Local differences in sweat secretion from the head during rest and exercise in the heat.

The importance of the head in dissipating body heat under hot conditions is well recognised, although very little is known about local differences in sweat secretion across the surface of the head. In this study, we focused on the intra-segmental distribution of head sweating. Ten healthy males were exposed to passive heating and exercise-induced hyperthermia (36 degrees C, 60% relative humidity, water-perfusion suit: 46 degrees C), with ventilated sweat capsules (3.16 cm(2)) used to measure sweat rates from the forehead and nine sites inside the hairline. Sweat secretion from both non-hairy (glabrous) and hairy areas of the head increased linearly with increments in work rate and core temperature, with heart rate and core temperature peaking at 175 b min(-1) (+/-6) b min(-1) and 39.2 degrees C (+/-0.1). The mean sweat rate during exercise for sites within the hairline was 1.95 mg cm(-2) min(-1). However, the evolution of this secretion pattern was not uniformly distributed within the head, with the average sweat rate for the top of the head being significantly lower than at the anterior lateral aspect of the head (P < 0.05), and representing only 30% of the forehead sweat rate (P < 0.05). It is hypothesised that these intra-segmental observations may reflect variations in the local adaptation of eccrine glands to differences in local evaporation associated either with bipedal locomotion, which will influence forehead sweating, or the hidromeiotic suppression of sweating, which impacts upon sweat glands within the hairline.

Sweat secretion from the torso during passively-induced and exercise-related hyperthermia.

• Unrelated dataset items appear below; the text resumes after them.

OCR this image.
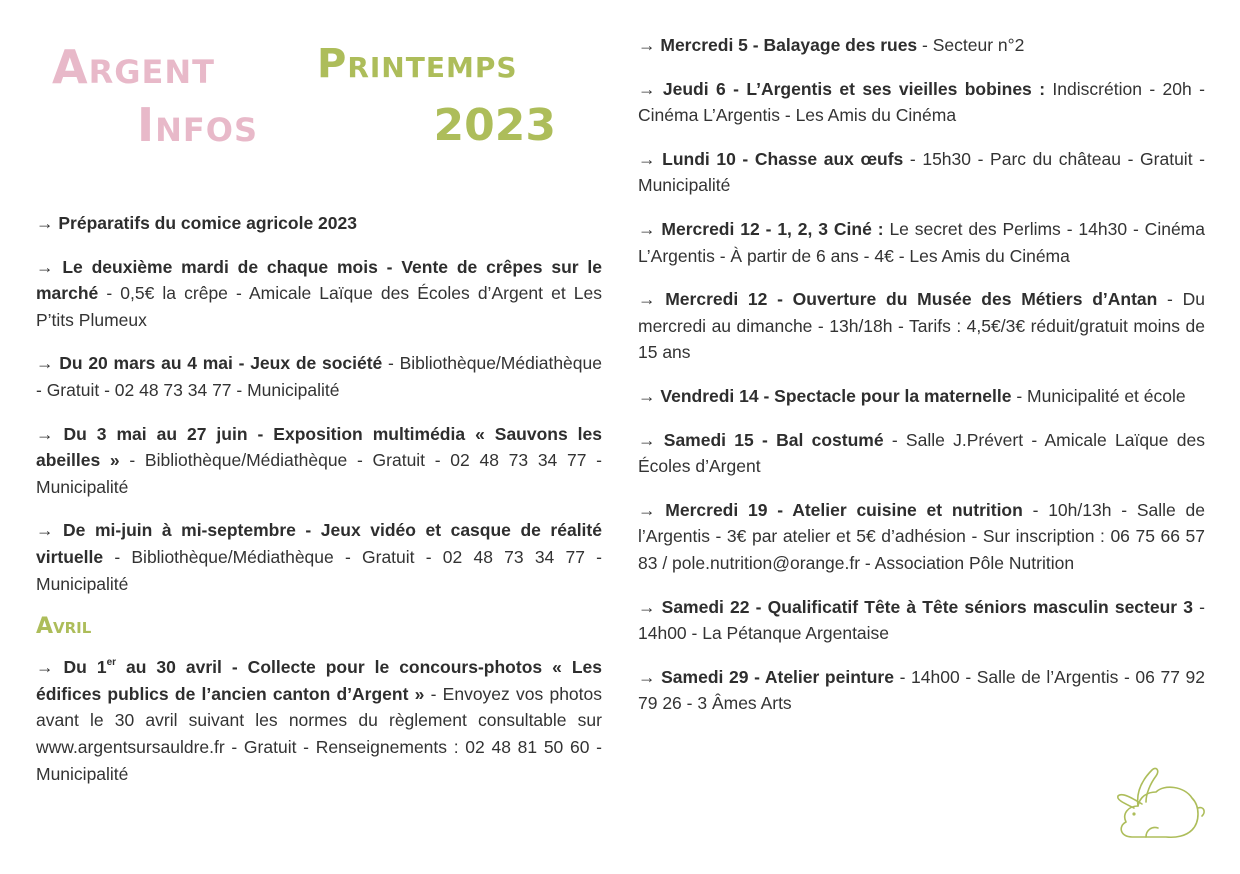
Argent
Infos
Printemps
2023

→ Préparatifs du comice agricole 2023

→ Le deuxième mardi de chaque mois - Vente de crêpes sur le marché - 0,5€ la crêpe - Amicale Laïque des Écoles d’Argent et Les P’tits Plumeux

→ Du 20 mars au 4 mai - Jeux de société - Bibliothèque/Médiathèque - Gratuit - 02 48 73 34 77 - Municipalité

→ Du 3 mai au 27 juin - Exposition multimédia « Sauvons les abeilles » - Bibliothèque/Médiathèque - Gratuit - 02 48 73 34 77 - Municipalité

→ De mi-juin à mi-septembre - Jeux vidéo et casque de réalité virtuelle - Bibliothèque/Médiathèque - Gratuit - 02 48 73 34 77 - Municipalité

Avril

→ Du 1er au 30 avril - Collecte pour le concours-photos « Les édifices publics de l’ancien canton d’Argent » - Envoyez vos photos avant le 30 avril suivant les normes du règlement consultable sur www.argentsursauldre.fr - Gratuit - Renseignements : 02 48 81 50 60 - Municipalité

→ Mercredi 5 - Balayage des rues - Secteur n°2

→ Jeudi 6 - L’Argentis et ses vieilles bobines : Indiscrétion - 20h - Cinéma L’Argentis - Les Amis du Cinéma

→ Lundi 10 - Chasse aux œufs - 15h30 - Parc du château - Gratuit - Municipalité

→ Mercredi 12 - 1, 2, 3 Ciné : Le secret des Perlims - 14h30 - Cinéma L’Argentis - À partir de 6 ans - 4€ - Les Amis du Cinéma

→ Mercredi 12 - Ouverture du Musée des Métiers d’Antan - Du mercredi au dimanche - 13h/18h - Tarifs : 4,5€/3€ réduit/gratuit moins de 15 ans

→ Vendredi 14 - Spectacle pour la maternelle - Municipalité et école

→ Samedi 15 - Bal costumé - Salle J.Prévert - Amicale Laïque des Écoles d’Argent

→ Mercredi 19 - Atelier cuisine et nutrition - 10h/13h - Salle de l’Argentis - 3€ par atelier et 5€ d’adhésion - Sur inscription : 06 75 66 57 83 / pole.nutrition@orange.fr - Association Pôle Nutrition

→ Samedi 22 - Qualificatif Tête à Tête séniors masculin secteur 3 - 14h00 - La Pétanque Argentaise

→ Samedi 29 - Atelier peinture - 14h00 - Salle de l’Argentis - 06 77 92 79 26 - 3 Âmes Arts
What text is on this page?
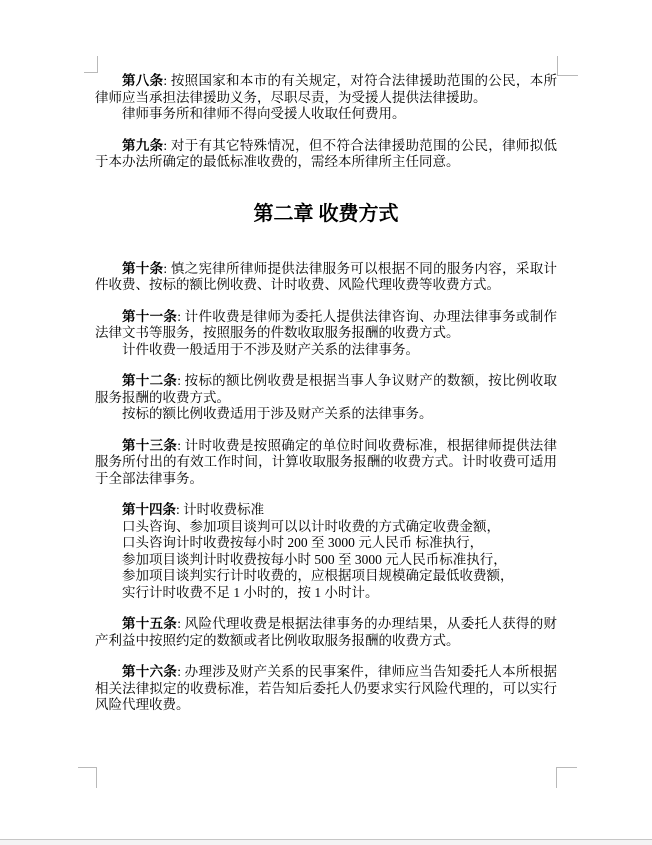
第八条: 按照国家和本市的有关规定，对符合法律援助范围的公民，本所律师应当承担法律援助义务，尽职尽责，为受援人提供法律援助。

律师事务所和律师不得向受援人收取任何费用。

第九条: 对于有其它特殊情况，但不符合法律援助范围的公民，律师拟低于本办法所确定的最低标准收费的，需经本所律所主任同意。

第二章 收费方式

第十条: 慎之宪律所律师提供法律服务可以根据不同的服务内容，采取计件收费、按标的额比例收费、计时收费、风险代理收费等收费方式。

第十一条: 计件收费是律师为委托人提供法律咨询、办理法律事务或制作法律文书等服务，按照服务的件数收取服务报酬的收费方式。

计件收费一般适用于不涉及财产关系的法律事务。

第十二条: 按标的额比例收费是根据当事人争议财产的数额，按比例收取服务报酬的收费方式。

按标的额比例收费适用于涉及财产关系的法律事务。

第十三条: 计时收费是按照确定的单位时间收费标准，根据律师提供法律服务所付出的有效工作时间，计算收取服务报酬的收费方式。计时收费可适用于全部法律事务。

第十四条: 计时收费标准

口头咨询、参加项目谈判可以以计时收费的方式确定收费金额，

口头咨询计时收费按每小时 200 至 3000 元人民币 标准执行，

参加项目谈判计时收费按每小时 500 至 3000 元人民币标准执行，

参加项目谈判实行计时收费的，应根据项目规模确定最低收费额，

实行计时收费不足 1 小时的，按 1 小时计。

第十五条: 风险代理收费是根据法律事务的办理结果，从委托人获得的财产利益中按照约定的数额或者比例收取服务报酬的收费方式。

第十六条: 办理涉及财产关系的民事案件，律师应当告知委托人本所根据相关法律拟定的收费标准，若告知后委托人仍要求实行风险代理的，可以实行风险代理收费。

Thermal sweating from the human torso accounts for about half of the whole-body sweat secretion, yet its intra-segmental distribution has not been thoroughly examined. Therefore, the aim of the current study was to provide a detailed description of the distribution of eccrine sweating within the torso during passively-induced (water-perfusion garment: 40 degrees C) and progressively increasing, exercise-related thermal strain (36 degrees C, 60% relative humidity). Sudomotor function was measured in ten males using ventilated sweat capsules (3.16 cm(2)) attached to twelve sites on the ventral (four), lateral (three) and dorsal (four) torso, and upper shoulder surfaces. Sweating increased asymptotically in all sites, with the final core temperature averaging 39.7 degrees C (+/-0.1) and heart rates being 181 b min(-1) (+/-2). During exercise, the mean torso sweat rate averaged 1.35 mgcm(-2)min(-1), with sweating from the lateral torso surfaces generally being the lowest. Each of the between-site comparisons with the lateral torso differed significantly (P < 0.05), except for comparisons with the chest (P = 0.051) and shoulder (P > 0.05). The intra-segmental differences between the lateral torso and the chest, abdomen, upper- and lower-back areas were significantly accentuated during exercise. From these data, it is evident that the torso is another region that does not have a uniform distribution of thermally-induced sweating. Thus, it is no longer acceptable for researchers, modellers, sweating manikins engineers or clothing manufacturers to assume that the sweat rates for all local sites within any body segment are equivalent.